Technical information
- Licensing authority: FCC
- Facility ID: 9068
- Class: D
- Power: 10,000 watts daytime only
- Transmitter coordinates: 35°58′7.52″N 79°0′9.04″W﻿ / ﻿35.9687556°N 79.0025111°W

Links
- Public license information: Public file; LMS;
- Webcast: Listen live
- Website: lagrandenc.com

= WLLQ =

WLLQ is a daytime-only AM radio station licensed to Chapel Hill, North Carolina, on 1530 kHz. The station is part of the regional Mexican music network called La Grande.

==History==

WLLQ debuted in 1973 as WRBX, a jazz-formatted station under the ownership of Stuart Epperson, later the head of national Christian broadcaster Salem Communications. WRBX's studios were located on Chapel Hill's West Rosemary Street, and the daytime-only station had 5,000 watts of power.

As the jazz format lost listeners to competitors on the FM dial, WRBX moved towards an inspirational Christian format. By 1978, WRBX had changed to a southern gospel format, increased its power to 10,000 watts and moved to studios on Durham-Chapel Hill Boulevard (US 15/501) near present-day New Hope Commons Shopping Center.
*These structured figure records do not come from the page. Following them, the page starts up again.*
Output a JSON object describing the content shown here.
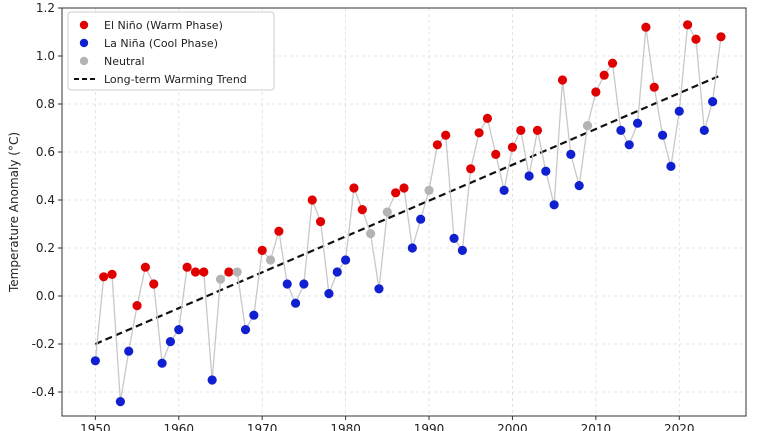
{
  "chart_data": {
    "type": "line",
    "ylabel": "Temperature Anomaly (°C)",
    "xlim": [
      1946,
      2028
    ],
    "ylim": [
      -0.5,
      1.2
    ],
    "x_ticks": [
      1950,
      1960,
      1970,
      1980,
      1990,
      2000,
      2010,
      2020
    ],
    "y_ticks": [
      -0.4,
      -0.2,
      0.0,
      0.2,
      0.4,
      0.6,
      0.8,
      1.0,
      1.2
    ],
    "y_tick_labels": [
      "-0.4",
      "-0.2",
      "0.0",
      "0.2",
      "0.4",
      "0.6",
      "0.8",
      "1.0",
      "1.2"
    ],
    "grid": true,
    "legend_position": "top-left",
    "legend": [
      {
        "label": "El Niño (Warm Phase)",
        "color": "#e00000",
        "marker": "circle"
      },
      {
        "label": "La Niña (Cool Phase)",
        "color": "#1020d0",
        "marker": "circle"
      },
      {
        "label": "Neutral",
        "color": "#b4b4b4",
        "marker": "circle"
      },
      {
        "label": "Long-term Warming Trend",
        "color": "#111111",
        "marker": "dashed-line"
      }
    ],
    "colors": {
      "el_nino": "#e00000",
      "la_nina": "#1020d0",
      "neutral": "#b4b4b4",
      "connector": "#c8c8c8",
      "trend": "#111111"
    },
    "series": [
      {
        "name": "Temperature Anomaly",
        "points": [
          {
            "x": 1950,
            "y": -0.27,
            "phase": "la_nina"
          },
          {
            "x": 1951,
            "y": 0.08,
            "phase": "el_nino"
          },
          {
            "x": 1952,
            "y": 0.09,
            "phase": "el_nino"
          },
          {
            "x": 1953,
            "y": -0.44,
            "phase": "la_nina"
          },
          {
            "x": 1954,
            "y": -0.23,
            "phase": "la_nina"
          },
          {
            "x": 1955,
            "y": -0.04,
            "phase": "el_nino"
          },
          {
            "x": 1956,
            "y": 0.12,
            "phase": "el_nino"
          },
          {
            "x": 1957,
            "y": 0.05,
            "phase": "el_nino"
          },
          {
            "x": 1958,
            "y": -0.28,
            "phase": "la_nina"
          },
          {
            "x": 1959,
            "y": -0.19,
            "phase": "la_nina"
          },
          {
            "x": 1960,
            "y": -0.14,
            "phase": "la_nina"
          },
          {
            "x": 1961,
            "y": 0.12,
            "phase": "el_nino"
          },
          {
            "x": 1962,
            "y": 0.1,
            "phase": "el_nino"
          },
          {
            "x": 1963,
            "y": 0.1,
            "phase": "el_nino"
          },
          {
            "x": 1964,
            "y": -0.35,
            "phase": "la_nina"
          },
          {
            "x": 1965,
            "y": 0.07,
            "phase": "neutral"
          },
          {
            "x": 1966,
            "y": 0.1,
            "phase": "el_nino"
          },
          {
            "x": 1967,
            "y": 0.1,
            "phase": "neutral"
          },
          {
            "x": 1968,
            "y": -0.14,
            "phase": "la_nina"
          },
          {
            "x": 1969,
            "y": -0.08,
            "phase": "la_nina"
          },
          {
            "x": 1970,
            "y": 0.19,
            "phase": "el_nino"
          },
          {
            "x": 1971,
            "y": 0.15,
            "phase": "neutral"
          },
          {
            "x": 1972,
            "y": 0.27,
            "phase": "el_nino"
          },
          {
            "x": 1973,
            "y": 0.05,
            "phase": "la_nina"
          },
          {
            "x": 1974,
            "y": -0.03,
            "phase": "la_nina"
          },
          {
            "x": 1975,
            "y": 0.05,
            "phase": "la_nina"
          },
          {
            "x": 1976,
            "y": 0.4,
            "phase": "el_nino"
          },
          {
            "x": 1977,
            "y": 0.31,
            "phase": "el_nino"
          },
          {
            "x": 1978,
            "y": 0.01,
            "phase": "la_nina"
          },
          {
            "x": 1979,
            "y": 0.1,
            "phase": "la_nina"
          },
          {
            "x": 1980,
            "y": 0.15,
            "phase": "la_nina"
          },
          {
            "x": 1981,
            "y": 0.45,
            "phase": "el_nino"
          },
          {
            "x": 1982,
            "y": 0.36,
            "phase": "el_nino"
          },
          {
            "x": 1983,
            "y": 0.26,
            "phase": "neutral"
          },
          {
            "x": 1984,
            "y": 0.03,
            "phase": "la_nina"
          },
          {
            "x": 1985,
            "y": 0.35,
            "phase": "neutral"
          },
          {
            "x": 1986,
            "y": 0.43,
            "phase": "el_nino"
          },
          {
            "x": 1987,
            "y": 0.45,
            "phase": "el_nino"
          },
          {
            "x": 1988,
            "y": 0.2,
            "phase": "la_nina"
          },
          {
            "x": 1989,
            "y": 0.32,
            "phase": "la_nina"
          },
          {
            "x": 1990,
            "y": 0.44,
            "phase": "neutral"
          },
          {
            "x": 1991,
            "y": 0.63,
            "phase": "el_nino"
          },
          {
            "x": 1992,
            "y": 0.67,
            "phase": "el_nino"
          },
          {
            "x": 1993,
            "y": 0.24,
            "phase": "la_nina"
          },
          {
            "x": 1994,
            "y": 0.19,
            "phase": "la_nina"
          },
          {
            "x": 1995,
            "y": 0.53,
            "phase": "el_nino"
          },
          {
            "x": 1996,
            "y": 0.68,
            "phase": "el_nino"
          },
          {
            "x": 1997,
            "y": 0.74,
            "phase": "el_nino"
          },
          {
            "x": 1998,
            "y": 0.59,
            "phase": "el_nino"
          },
          {
            "x": 1999,
            "y": 0.44,
            "phase": "la_nina"
          },
          {
            "x": 2000,
            "y": 0.62,
            "phase": "el_nino"
          },
          {
            "x": 2001,
            "y": 0.69,
            "phase": "el_nino"
          },
          {
            "x": 2002,
            "y": 0.5,
            "phase": "la_nina"
          },
          {
            "x": 2003,
            "y": 0.69,
            "phase": "el_nino"
          },
          {
            "x": 2004,
            "y": 0.52,
            "phase": "la_nina"
          },
          {
            "x": 2005,
            "y": 0.38,
            "phase": "la_nina"
          },
          {
            "x": 2006,
            "y": 0.9,
            "phase": "el_nino"
          },
          {
            "x": 2007,
            "y": 0.59,
            "phase": "la_nina"
          },
          {
            "x": 2008,
            "y": 0.46,
            "phase": "la_nina"
          },
          {
            "x": 2009,
            "y": 0.71,
            "phase": "neutral"
          },
          {
            "x": 2010,
            "y": 0.85,
            "phase": "el_nino"
          },
          {
            "x": 2011,
            "y": 0.92,
            "phase": "el_nino"
          },
          {
            "x": 2012,
            "y": 0.97,
            "phase": "el_nino"
          },
          {
            "x": 2013,
            "y": 0.69,
            "phase": "la_nina"
          },
          {
            "x": 2014,
            "y": 0.63,
            "phase": "la_nina"
          },
          {
            "x": 2015,
            "y": 0.72,
            "phase": "la_nina"
          },
          {
            "x": 2016,
            "y": 1.12,
            "phase": "el_nino"
          },
          {
            "x": 2017,
            "y": 0.87,
            "phase": "el_nino"
          },
          {
            "x": 2018,
            "y": 0.67,
            "phase": "la_nina"
          },
          {
            "x": 2019,
            "y": 0.54,
            "phase": "la_nina"
          },
          {
            "x": 2020,
            "y": 0.77,
            "phase": "la_nina"
          },
          {
            "x": 2021,
            "y": 1.13,
            "phase": "el_nino"
          },
          {
            "x": 2022,
            "y": 1.07,
            "phase": "el_nino"
          },
          {
            "x": 2023,
            "y": 0.69,
            "phase": "la_nina"
          },
          {
            "x": 2024,
            "y": 0.81,
            "phase": "la_nina"
          },
          {
            "x": 2025,
            "y": 1.08,
            "phase": "el_nino"
          }
        ]
      },
      {
        "name": "Long-term Warming Trend",
        "style": "dashed",
        "x": [
          1950,
          2025
        ],
        "y": [
          -0.2,
          0.92
        ]
      }
    ]
  }
}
In 1979, Epperson sold WRBX to Hugh Johnston, who changed the station to a country format. The country format continued until 1985, when WRBX was sold to L. L. "Buddy" Leathers' Carolina Christian Communications, and the inspirational Christian format was reinstated. The station's studios were moved into Leathers' repair shop, and the call letters changed to WRTP.

The inspirational format soon became contemporary Christian. Carolina Christian Communications expanded WRTP to a simulcast with Garner-based WRTG, 1000 AM, in 1994 and to Mebane-based WGSB, 1060 AM in 1995. Between these three stations the full Triangle region was covered, but only during daylight hours, as all three were licensed only for daytime operation.

In October 2004, WRTP, WRTG and WGSB were all purchased by Estuardo Valdemar Rodriguez and Leonor Rodriguez, owners of WLLN in Lillington, for $1.1 million. On February 3, 2005, WRTP and its two sister AM stations ceased broadcasting the "His Radio WRTP" Christian format on AM, (Note: The original Christian format now airs over WRTP-FM, WCCE-FM, and a number of FM translators 24 hours a day throughout central and eastern North Carolina.) and after a day off-air, the three stations resumed broadcasting, now with a regional Mexican format formerly heard on WFTK. AM 1530 also changed its call letters from WRTP to WLLQ.

The La Grande network later added stations, while WGSB's license was cancelled by the Federal Communications Commission on March 12, 2019, due to the station having been silent since January 13, 2017.